Зимний сезон в 1921 году в помещении «Палас-театра» мы открывали превосходно поставленной Марджановым опереттой Лео Фалля «Разведенная жена», которая стала в его руках мягкой лирической комедией.

Одновременно театр выпустил комическую оперу Николаи «Виндзорские проказницы» в постановке талантливого молодого режиссера Г.К. Крыжицкого. Позже Марджанов с ним вместе поставил «Периколу» Оффенбаха.

В это же время Марджанов открыл в первом этаже здания «Палас-театра» кабаре «Хромой Джо». После спектаклей оперетты Н.И. Тамара, Е.В. Лопухова и А.А. Орлов, А.Н. Феона и я играли в этом кабаре еженощно по нескольку ролей, а я еще, кроме того, и конферировал.

В 1933 году Марджанов ставил в Москве одновременно две постановки: в Малом театре — «Дон-Карлоса» Шиллера и в Московском театре оперетты — «Летучую мышь» Штрауса. Для этой постановки он пригласил молодого режиссера С.Ф. Челидзе, художницу Е.Д. Ахвледиани и балетмейстера Д.Н. Мачавариани.

«Летучая мышь» — этот шедевр Штрауса — является родоначальницей венской танцевальной оперетты. У Марджанова уже во время увертюры сквозь прозрачный занавес были видны танцующие пары. Весь спектакль был пронизан танцевальностью, которую диктует зажигательная музыка Штрауса. Великолепно была поставлена песенка Альфреда в финале первого акта: он подвыпил, и ему чудится, что мебель танцует вальс… На сцене мебель неожиданно превращалась в танцоров и танцовщиц. Номер этот вызывал настоящую овацию… Эта сцена по пьесе идет в конце акта и, конечно, балетные артисты не могли стоять целый час в «позе» кресла, стула и дивана.

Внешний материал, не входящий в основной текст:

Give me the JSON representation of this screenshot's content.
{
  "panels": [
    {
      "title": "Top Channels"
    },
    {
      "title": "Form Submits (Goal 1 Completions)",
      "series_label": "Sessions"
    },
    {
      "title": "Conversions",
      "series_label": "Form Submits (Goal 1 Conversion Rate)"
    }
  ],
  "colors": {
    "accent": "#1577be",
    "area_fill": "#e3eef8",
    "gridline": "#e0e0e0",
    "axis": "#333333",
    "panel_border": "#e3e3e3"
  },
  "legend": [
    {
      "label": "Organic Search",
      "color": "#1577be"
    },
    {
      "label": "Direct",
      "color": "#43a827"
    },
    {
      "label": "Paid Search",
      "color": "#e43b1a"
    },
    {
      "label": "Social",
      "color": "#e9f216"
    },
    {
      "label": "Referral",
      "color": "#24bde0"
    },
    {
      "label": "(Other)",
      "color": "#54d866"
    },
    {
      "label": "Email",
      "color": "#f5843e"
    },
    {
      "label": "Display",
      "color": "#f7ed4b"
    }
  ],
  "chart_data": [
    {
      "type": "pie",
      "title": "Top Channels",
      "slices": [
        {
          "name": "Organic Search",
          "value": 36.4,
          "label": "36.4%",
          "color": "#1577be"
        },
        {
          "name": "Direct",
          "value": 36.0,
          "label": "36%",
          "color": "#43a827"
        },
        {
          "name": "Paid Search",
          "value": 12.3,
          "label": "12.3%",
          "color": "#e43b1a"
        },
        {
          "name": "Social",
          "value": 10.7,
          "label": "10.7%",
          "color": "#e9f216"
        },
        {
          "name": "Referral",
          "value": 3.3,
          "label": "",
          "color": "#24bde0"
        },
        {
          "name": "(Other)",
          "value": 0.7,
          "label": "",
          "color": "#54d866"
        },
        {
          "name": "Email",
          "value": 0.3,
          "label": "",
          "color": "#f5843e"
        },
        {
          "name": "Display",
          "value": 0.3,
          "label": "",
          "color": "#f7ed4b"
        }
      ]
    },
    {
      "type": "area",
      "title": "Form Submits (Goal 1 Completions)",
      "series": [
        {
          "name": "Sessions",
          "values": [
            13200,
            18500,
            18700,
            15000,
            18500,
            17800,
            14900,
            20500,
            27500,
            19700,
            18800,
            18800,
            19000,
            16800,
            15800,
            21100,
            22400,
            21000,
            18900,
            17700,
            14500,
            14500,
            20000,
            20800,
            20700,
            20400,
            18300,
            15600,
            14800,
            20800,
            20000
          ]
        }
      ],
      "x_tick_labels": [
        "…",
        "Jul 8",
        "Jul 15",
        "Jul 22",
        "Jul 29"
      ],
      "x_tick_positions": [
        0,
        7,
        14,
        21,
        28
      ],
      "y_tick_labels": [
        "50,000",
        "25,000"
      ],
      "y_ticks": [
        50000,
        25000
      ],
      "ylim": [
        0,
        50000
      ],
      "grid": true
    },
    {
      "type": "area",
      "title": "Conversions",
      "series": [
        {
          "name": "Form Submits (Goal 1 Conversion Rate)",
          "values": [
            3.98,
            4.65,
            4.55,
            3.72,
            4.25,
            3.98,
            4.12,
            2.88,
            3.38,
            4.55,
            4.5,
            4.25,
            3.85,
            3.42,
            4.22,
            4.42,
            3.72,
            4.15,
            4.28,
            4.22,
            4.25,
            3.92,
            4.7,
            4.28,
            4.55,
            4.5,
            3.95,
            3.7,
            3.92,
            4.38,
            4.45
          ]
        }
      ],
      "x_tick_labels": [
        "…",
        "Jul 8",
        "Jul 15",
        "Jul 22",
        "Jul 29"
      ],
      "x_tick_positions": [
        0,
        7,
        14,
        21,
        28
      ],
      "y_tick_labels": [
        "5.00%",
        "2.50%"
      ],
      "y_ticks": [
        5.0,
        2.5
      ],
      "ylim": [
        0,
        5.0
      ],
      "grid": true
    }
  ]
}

Константин Александрович придумал такой выход из положения: перед номером неожиданно гас свет, действующие лица растерянно метались по сцене и говорили: «Опять забастовка на электрической станции!.. Когда же это кончится?» и т.д. Через минуту свет снова зажигался, но за эту минуту балетные артисты совершенно незаметно для зрителей подменяли собой мебель.

Марджанов успел поставить только первый акт и начать второй. Умер он скоропостижно, как будто бы шел человек и неожиданно упал…

Постановку закончили ученики и помощники этого замечательного режиссера. Помню, что третий акт шел под гомерический хохот; он был поставлен крайне просто, по завету Марджанова: «Здесь играют три комика. Надо убрать все, чтобы не помешать им свободно играть». Спектакль этот имел огромный успех и много лет не сходил с репертуара.

…За гробом Константина Александровича Марджанова шли актеры самых разнообразных жанров, считающие дни работы с ним одним из самых радостных, светлых и животворных периодов своей артистической жизни.